Farming is one of Scotland's essential industries. It helps us to feed ourselves, preserves and acts as the guardian of our countryside, makes our land productive, and employs and invests in rural communities.

But running a farm is tough right now. Those doing so are devotedly working in a sector which is under attack in a whole number of ways, from supply chain issues and low prices forced by the big supermarkets through to concern that the Tories at Westminster want to end the direct support payments which are so vital.

And at present, there's another worry.  Farmers are concerned about the speed at which they're receiving these payments from Europe, made under the Common Agricultural Policy. This year the money hasn't come through as quickly as they'd have liked or expected.

It's an issue which everyone is trying to solve - and, contrary to statements by some other politicians, it's not all the fault of the Scottish Government. The fact is that the way in which CAP is now being administered at the behest of Brussels has changed radically, and everyone is still trying to catch up with that.
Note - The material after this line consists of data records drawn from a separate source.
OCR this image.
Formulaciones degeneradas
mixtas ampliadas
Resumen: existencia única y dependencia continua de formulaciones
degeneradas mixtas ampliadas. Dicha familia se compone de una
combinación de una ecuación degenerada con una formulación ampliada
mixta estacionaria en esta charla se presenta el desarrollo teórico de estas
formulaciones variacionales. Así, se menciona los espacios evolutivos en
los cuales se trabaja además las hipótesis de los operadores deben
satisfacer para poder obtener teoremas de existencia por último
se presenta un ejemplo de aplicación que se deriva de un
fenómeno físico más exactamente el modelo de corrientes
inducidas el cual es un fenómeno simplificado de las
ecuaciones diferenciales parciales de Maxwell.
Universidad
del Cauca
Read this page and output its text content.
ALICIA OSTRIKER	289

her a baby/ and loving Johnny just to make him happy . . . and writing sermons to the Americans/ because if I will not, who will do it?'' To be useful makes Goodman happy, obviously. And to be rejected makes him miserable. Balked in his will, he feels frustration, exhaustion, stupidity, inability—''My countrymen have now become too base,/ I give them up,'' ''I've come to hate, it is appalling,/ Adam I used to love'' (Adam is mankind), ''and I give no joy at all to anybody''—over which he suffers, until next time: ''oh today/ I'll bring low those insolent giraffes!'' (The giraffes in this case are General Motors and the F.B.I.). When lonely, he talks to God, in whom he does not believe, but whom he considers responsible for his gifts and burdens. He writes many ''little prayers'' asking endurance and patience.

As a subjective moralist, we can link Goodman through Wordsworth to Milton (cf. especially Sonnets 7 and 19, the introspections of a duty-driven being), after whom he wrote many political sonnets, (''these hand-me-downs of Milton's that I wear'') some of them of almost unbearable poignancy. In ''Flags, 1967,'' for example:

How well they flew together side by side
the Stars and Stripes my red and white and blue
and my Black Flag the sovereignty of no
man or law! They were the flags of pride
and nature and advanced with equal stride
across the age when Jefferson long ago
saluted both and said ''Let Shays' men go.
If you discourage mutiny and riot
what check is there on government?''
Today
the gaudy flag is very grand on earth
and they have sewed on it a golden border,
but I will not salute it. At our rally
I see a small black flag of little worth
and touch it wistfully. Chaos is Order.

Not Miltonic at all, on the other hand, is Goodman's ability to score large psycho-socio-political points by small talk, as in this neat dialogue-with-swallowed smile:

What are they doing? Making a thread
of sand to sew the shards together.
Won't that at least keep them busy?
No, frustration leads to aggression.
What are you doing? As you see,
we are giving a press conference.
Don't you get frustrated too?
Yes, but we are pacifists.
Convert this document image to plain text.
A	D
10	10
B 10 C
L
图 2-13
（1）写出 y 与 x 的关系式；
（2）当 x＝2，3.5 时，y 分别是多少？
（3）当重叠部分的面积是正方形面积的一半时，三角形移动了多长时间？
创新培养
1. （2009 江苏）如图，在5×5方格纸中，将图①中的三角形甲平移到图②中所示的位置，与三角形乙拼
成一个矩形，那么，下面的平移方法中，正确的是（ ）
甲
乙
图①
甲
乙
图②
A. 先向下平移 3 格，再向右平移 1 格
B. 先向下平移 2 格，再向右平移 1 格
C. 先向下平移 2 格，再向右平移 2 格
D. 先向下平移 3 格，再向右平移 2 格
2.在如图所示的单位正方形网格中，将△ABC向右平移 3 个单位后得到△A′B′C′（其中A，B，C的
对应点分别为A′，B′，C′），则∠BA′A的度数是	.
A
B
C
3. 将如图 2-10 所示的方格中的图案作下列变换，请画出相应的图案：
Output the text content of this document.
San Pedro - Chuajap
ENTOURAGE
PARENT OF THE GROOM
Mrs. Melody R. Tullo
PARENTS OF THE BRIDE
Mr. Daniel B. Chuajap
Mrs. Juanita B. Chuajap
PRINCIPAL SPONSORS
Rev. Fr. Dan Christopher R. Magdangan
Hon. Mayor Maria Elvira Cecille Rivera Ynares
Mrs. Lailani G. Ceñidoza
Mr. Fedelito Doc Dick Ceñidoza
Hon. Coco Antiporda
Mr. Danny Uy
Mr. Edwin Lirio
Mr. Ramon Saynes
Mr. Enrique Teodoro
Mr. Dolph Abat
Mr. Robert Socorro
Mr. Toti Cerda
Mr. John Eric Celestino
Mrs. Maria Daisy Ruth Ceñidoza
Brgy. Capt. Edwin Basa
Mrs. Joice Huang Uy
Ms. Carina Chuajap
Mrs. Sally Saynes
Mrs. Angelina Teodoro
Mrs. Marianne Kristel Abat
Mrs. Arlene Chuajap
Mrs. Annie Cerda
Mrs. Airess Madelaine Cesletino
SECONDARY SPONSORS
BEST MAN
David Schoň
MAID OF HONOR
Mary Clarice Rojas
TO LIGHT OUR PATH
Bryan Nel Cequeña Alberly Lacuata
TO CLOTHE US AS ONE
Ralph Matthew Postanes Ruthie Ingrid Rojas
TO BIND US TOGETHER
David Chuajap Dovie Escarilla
The move to an area-based scheme - a big change - has been challenging and costly and delivery hasn't been easy. When England moved to it in 2005/6, payments to farmers were badly delayed, with just four per cent receiving money by the following March.

By contrast, here in Scotland, the Scottish Government has done a lot better. Over 50 per cent of farmers have now received their first payments. 

Yes, people in the industry have become accustomed to getting their money by December, but in fact delivery of the payment doesn't actually have to be made until the end of June.

 That having been said, everyone is pulling out all the stops - the Scottish Cabinet Secretary for Rural Affairs, Richard Lochhead, is fully committed to sending out support money as soon as possible, with extra delivery staff having been recruited and officials working seven days a week to facilitate payments.